Mirie accepted the coffee cup from her private assistant. “Relieved to be back.”
That much was true.
She set the folder on the desk. The business she had missed since leaving for Alba Luncă could wait a little longer. She took a fortifying sip of the coffee and glanced at Drei. He stood inside the doorway, his usual post while inside her office. His black uniform helped a giant of a man blend into the woodwork no matter where they were.
He wasn’t blending this morning, which had everything to do with the fact that she knew what he looked like beneath the blazer, turtleneck and pants. Mirie took another hot swallow. The past twenty-four hours had taken a toll. Most especially on her senses.
“Why are you still hanging on to that newspaper?” she asked her assistant.
Helena Avadoni exhaled a sigh that said more than words ever could. A petite powerhouse of energy and organizational skill, she oversaw every detail of life from names of visiting dignitaries during events to spare panty hose if Mirie happened to snag her nylons on a chair leg.
“Are you ready?” Helena asked.
Mirie held out her hand and, bracing herself, scanned the bold headline that read:
Luca of Whitefish.
The headline was an obvious play on her own media nickname. “And so it begins.”
The story summed up the claim of a man named Luca Vadim, who had arrived in Ninsele from a town in the northwestern United States, asserting he was the product of an affair between a Ninselan envoy and the late king.
The article claimed Luca Vadim had heard reports of Mirie’s assassination and worried that if the throne was suddenly vacant, Ninsele might be plunged into another civil war. He’d come forward as a public service.
“A public service,” Mirie said aloud. “Really?”
Silence was her only reply. Both Helena and Drei knew the drill. This wasn’t the first time an imposter had come out of nowhere to claim a blood tie to the throne.
Mirie herself had set the precedent to inspire these copycats. After years in hiding, she’d resurfaced with enough political support to oust the dictator. But she’d been backed by royal supporters, and her first item of business had been proving her identity through DNA testing.

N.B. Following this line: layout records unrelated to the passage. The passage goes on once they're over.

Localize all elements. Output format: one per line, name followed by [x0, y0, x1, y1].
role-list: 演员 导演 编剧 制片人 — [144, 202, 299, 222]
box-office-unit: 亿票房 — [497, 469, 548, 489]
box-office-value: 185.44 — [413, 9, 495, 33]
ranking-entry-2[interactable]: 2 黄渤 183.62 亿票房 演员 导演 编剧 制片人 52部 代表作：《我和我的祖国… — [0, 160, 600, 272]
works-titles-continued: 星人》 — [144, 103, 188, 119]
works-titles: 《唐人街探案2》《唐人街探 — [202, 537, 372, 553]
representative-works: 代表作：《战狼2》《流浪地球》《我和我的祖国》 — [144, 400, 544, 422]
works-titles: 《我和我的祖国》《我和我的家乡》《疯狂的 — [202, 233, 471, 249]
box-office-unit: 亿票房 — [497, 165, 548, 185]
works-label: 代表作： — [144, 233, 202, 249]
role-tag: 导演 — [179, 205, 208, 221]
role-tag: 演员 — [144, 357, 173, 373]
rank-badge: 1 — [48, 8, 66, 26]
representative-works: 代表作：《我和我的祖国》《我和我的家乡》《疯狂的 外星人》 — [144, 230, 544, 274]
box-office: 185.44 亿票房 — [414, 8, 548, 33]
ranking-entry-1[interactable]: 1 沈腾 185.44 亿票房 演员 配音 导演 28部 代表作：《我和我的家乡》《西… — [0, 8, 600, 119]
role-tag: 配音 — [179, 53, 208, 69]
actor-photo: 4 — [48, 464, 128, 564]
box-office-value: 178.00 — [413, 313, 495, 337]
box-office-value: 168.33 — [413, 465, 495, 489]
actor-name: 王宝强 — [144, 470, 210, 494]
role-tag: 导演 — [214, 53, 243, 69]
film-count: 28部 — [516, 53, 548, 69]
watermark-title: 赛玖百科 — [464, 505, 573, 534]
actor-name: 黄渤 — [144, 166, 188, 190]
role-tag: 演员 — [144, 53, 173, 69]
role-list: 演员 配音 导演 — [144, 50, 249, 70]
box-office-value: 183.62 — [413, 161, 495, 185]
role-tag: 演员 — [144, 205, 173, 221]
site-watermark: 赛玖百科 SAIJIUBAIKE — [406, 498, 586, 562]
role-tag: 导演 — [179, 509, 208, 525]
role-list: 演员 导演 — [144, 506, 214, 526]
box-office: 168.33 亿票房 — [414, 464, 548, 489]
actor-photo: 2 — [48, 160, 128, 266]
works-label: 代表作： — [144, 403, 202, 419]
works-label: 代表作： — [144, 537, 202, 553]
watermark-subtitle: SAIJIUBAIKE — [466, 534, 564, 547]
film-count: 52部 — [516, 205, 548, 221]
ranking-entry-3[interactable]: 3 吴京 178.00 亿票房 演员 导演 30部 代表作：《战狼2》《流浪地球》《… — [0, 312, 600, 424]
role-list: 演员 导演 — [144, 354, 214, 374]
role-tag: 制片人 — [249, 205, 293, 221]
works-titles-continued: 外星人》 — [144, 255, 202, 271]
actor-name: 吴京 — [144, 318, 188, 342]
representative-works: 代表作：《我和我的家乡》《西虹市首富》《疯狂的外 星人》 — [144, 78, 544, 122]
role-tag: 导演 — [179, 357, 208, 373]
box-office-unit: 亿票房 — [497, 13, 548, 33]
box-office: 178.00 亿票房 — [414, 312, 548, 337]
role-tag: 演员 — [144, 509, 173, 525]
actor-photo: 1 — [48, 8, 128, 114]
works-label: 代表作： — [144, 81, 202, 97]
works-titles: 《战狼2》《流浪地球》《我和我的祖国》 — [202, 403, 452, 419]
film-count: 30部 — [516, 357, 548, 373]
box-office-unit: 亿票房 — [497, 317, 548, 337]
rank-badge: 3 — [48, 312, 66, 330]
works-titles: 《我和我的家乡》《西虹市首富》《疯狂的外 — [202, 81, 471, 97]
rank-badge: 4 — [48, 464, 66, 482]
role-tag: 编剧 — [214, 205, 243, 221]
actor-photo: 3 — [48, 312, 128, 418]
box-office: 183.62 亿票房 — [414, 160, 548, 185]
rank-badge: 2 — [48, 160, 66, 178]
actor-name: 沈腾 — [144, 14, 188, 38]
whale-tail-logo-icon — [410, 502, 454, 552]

Drei opened the office door, and both the general and Georghe entered. Mirie left her desk to greet them.
“You haven’t slept.” She recognized the signs.
“Like anyone sleeps around here.” Georghe kissed her cheek.
Forcing a smile, she felt the weight of her choices even though Georghe was too kind to point out the obvious.
The chancellor of the Crown Cabinet was one of the most caring people Mirie had ever known. His inconspicuous competency was the reason he had survived the dictatorship when most civilian staffers had been executed or exiled.